January 10, 2014 Network Outage Information
Before business hours Friday morning, January 10th, a routine policy change to the campus perimeter firewall was made. It’s important to stress that CaTS makes this type of change almost daily on the firewalls to accommodate new systems and services coming on line. During the process of applying the change, the firewall cluster that protects the campus perimeter, went down. This caused access to the internet to be lost. This firewall is configured in high availability mode (two firewall members that are synchronized) which is designed to prevent the type of catastrophic failure that was experienced.
Immediately after the failure, an attempt was made to apply configuration changes to bring the firewall back to a working state – those changes were not accepted by the firewall. The CaTS firewall team immediately called Check Point support for assistance. They were on the line with Check Point support remotely working on the problem for approximately 14 hours. During this time the problem was escalated three times to more senior members of the Check Point support team.
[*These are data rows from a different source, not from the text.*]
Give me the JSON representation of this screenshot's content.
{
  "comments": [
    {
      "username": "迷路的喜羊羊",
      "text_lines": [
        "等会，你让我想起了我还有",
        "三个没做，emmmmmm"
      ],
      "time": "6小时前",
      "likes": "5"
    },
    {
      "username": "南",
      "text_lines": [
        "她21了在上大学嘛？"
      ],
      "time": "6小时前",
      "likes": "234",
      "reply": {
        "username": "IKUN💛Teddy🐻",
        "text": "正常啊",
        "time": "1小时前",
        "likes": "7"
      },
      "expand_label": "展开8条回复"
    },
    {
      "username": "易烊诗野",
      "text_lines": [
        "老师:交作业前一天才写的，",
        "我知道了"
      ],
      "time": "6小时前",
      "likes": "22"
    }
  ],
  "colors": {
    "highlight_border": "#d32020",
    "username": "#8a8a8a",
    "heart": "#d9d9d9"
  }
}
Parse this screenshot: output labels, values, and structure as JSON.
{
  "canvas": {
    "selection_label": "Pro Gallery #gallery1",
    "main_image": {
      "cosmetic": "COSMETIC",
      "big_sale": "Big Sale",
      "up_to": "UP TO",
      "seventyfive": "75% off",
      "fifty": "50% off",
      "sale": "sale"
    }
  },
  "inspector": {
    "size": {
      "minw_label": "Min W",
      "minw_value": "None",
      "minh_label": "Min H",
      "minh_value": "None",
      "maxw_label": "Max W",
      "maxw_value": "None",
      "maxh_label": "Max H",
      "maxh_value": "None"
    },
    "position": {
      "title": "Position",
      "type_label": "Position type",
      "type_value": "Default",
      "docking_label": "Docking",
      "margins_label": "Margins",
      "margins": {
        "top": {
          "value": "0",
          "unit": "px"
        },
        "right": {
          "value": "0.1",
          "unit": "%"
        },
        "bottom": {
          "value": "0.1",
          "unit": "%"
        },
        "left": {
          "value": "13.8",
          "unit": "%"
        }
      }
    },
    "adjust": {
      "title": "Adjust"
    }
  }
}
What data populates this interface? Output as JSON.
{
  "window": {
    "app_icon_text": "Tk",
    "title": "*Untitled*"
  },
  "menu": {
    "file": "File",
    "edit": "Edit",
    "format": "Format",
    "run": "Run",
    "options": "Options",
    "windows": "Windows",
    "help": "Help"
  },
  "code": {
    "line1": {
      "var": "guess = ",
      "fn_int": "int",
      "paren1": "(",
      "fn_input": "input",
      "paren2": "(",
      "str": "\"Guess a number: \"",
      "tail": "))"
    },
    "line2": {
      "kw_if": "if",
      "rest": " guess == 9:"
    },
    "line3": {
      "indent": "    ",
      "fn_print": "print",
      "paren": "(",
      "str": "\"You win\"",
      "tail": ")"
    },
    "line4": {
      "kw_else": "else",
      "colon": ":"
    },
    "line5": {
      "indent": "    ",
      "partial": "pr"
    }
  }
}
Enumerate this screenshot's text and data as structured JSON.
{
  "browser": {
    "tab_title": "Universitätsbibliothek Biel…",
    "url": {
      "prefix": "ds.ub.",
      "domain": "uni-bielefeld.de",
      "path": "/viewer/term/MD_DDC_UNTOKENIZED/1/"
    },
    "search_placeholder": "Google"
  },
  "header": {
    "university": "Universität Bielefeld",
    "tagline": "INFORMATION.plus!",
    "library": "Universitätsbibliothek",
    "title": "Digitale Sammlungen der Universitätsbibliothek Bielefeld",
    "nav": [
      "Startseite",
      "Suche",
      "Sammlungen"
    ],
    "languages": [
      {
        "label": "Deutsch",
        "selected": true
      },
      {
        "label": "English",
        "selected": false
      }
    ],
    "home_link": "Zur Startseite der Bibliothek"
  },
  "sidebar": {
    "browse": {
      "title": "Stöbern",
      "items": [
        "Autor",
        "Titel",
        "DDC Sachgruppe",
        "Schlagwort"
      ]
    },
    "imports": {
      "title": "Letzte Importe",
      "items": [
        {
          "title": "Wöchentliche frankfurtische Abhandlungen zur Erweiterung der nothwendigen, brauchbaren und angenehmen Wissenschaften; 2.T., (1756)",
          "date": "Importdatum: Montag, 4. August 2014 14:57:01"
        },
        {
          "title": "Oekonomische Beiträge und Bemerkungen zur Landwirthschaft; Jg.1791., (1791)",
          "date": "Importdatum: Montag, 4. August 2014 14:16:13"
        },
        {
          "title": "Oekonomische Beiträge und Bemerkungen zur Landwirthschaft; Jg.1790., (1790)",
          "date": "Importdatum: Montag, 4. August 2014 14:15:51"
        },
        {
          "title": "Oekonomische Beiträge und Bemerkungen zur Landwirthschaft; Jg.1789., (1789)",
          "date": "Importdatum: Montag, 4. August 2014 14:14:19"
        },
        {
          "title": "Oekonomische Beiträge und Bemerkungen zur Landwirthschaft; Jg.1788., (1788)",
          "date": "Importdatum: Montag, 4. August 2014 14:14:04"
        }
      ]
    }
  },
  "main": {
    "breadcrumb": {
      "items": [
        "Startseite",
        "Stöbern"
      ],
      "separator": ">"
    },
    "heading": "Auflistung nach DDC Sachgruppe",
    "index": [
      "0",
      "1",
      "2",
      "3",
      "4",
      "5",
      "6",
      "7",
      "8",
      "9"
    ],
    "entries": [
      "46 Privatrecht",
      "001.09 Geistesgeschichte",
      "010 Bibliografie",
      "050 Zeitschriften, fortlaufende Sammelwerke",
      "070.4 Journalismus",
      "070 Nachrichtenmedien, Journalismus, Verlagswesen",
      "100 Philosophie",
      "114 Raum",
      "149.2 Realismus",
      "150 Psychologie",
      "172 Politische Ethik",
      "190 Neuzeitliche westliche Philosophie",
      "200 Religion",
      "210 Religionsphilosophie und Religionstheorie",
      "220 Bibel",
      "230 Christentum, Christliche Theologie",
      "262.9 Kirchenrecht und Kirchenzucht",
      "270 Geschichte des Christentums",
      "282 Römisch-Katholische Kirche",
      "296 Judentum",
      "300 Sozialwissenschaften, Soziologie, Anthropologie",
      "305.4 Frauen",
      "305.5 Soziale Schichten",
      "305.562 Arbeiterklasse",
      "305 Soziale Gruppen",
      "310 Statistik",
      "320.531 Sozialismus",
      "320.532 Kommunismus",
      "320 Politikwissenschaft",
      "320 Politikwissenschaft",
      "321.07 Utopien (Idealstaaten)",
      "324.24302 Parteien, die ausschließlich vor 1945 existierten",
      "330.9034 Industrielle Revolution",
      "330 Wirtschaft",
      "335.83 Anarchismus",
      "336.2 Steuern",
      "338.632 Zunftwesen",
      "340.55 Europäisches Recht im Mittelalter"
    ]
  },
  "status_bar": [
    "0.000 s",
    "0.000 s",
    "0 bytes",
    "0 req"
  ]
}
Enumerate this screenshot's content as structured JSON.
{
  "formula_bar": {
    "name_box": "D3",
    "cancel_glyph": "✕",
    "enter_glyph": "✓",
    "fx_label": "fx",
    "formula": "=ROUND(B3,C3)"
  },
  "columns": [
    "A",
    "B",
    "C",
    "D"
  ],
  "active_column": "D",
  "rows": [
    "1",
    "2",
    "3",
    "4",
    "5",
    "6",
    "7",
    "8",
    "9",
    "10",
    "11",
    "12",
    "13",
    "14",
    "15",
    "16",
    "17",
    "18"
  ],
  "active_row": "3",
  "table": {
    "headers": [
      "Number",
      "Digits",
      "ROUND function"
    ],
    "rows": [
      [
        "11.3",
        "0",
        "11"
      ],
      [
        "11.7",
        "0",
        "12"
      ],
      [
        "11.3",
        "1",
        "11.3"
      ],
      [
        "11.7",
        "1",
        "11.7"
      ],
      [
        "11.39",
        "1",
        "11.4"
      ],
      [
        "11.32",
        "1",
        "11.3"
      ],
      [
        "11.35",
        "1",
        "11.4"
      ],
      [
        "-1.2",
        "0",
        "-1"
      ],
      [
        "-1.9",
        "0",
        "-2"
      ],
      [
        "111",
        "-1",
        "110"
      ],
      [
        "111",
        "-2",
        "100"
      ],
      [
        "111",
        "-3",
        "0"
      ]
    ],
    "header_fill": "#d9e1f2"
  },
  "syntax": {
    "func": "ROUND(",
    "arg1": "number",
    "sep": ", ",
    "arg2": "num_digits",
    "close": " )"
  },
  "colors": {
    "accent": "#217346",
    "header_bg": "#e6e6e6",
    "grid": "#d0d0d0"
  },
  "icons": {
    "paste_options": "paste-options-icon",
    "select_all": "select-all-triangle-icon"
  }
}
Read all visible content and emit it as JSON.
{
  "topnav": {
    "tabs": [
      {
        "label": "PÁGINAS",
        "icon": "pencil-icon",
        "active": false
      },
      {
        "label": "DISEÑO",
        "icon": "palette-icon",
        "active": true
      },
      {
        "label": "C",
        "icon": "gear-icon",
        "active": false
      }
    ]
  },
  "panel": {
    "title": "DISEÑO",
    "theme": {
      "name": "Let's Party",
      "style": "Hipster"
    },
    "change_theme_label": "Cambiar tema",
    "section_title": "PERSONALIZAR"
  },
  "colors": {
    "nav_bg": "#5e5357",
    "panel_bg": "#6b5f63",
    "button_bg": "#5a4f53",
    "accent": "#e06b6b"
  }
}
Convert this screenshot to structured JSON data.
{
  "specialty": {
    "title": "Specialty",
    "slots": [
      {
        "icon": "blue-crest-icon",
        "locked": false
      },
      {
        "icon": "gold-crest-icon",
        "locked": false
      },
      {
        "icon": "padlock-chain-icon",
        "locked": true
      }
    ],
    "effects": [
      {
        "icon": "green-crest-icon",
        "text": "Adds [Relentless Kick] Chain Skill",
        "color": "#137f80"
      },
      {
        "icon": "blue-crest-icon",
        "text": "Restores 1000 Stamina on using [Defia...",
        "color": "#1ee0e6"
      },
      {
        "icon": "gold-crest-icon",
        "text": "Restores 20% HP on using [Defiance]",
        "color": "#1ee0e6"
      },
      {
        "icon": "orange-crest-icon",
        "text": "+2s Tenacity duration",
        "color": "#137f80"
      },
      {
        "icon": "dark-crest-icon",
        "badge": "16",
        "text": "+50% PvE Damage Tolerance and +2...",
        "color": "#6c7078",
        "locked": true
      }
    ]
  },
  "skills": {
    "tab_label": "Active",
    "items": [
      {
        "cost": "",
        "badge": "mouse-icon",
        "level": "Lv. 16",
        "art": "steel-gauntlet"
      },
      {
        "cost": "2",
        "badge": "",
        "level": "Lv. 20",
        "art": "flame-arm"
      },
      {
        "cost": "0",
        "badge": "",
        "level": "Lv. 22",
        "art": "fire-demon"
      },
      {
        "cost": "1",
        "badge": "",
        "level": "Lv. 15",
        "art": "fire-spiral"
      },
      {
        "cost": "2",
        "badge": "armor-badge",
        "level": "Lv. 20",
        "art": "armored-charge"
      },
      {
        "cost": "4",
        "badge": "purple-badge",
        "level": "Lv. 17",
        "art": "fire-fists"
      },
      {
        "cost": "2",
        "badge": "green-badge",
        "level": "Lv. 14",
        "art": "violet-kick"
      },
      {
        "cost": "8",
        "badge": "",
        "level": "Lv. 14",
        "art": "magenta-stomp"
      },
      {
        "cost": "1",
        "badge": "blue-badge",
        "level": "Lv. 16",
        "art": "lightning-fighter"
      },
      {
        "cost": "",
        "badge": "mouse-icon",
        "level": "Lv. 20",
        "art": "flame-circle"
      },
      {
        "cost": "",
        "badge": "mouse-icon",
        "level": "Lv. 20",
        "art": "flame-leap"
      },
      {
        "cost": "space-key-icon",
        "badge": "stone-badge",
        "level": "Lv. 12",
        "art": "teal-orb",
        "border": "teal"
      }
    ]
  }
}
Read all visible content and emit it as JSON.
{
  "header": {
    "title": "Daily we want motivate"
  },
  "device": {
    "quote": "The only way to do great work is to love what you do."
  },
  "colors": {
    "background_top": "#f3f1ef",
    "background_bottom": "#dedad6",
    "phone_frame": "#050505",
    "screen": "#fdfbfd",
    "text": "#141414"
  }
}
To restore temporary connectivity to campus an older firewall appliance was put into service at approximately 2:00 pm which restored internet access for the majority of campus. The connectivity through the production perimeter firewall was restored last night at approximately 8:30 pm.
At this time Check Point has no explanation as to the underlying cause of this failure. We do know it was not a hardware failure but a problem within the firewall software. We are continuing to work with Check Point support to uncover the cause. Until the cause of the problem is addressed sufficiently, only necessary changes to the firewall will be made to reduce the likelihood of a reoccurrence.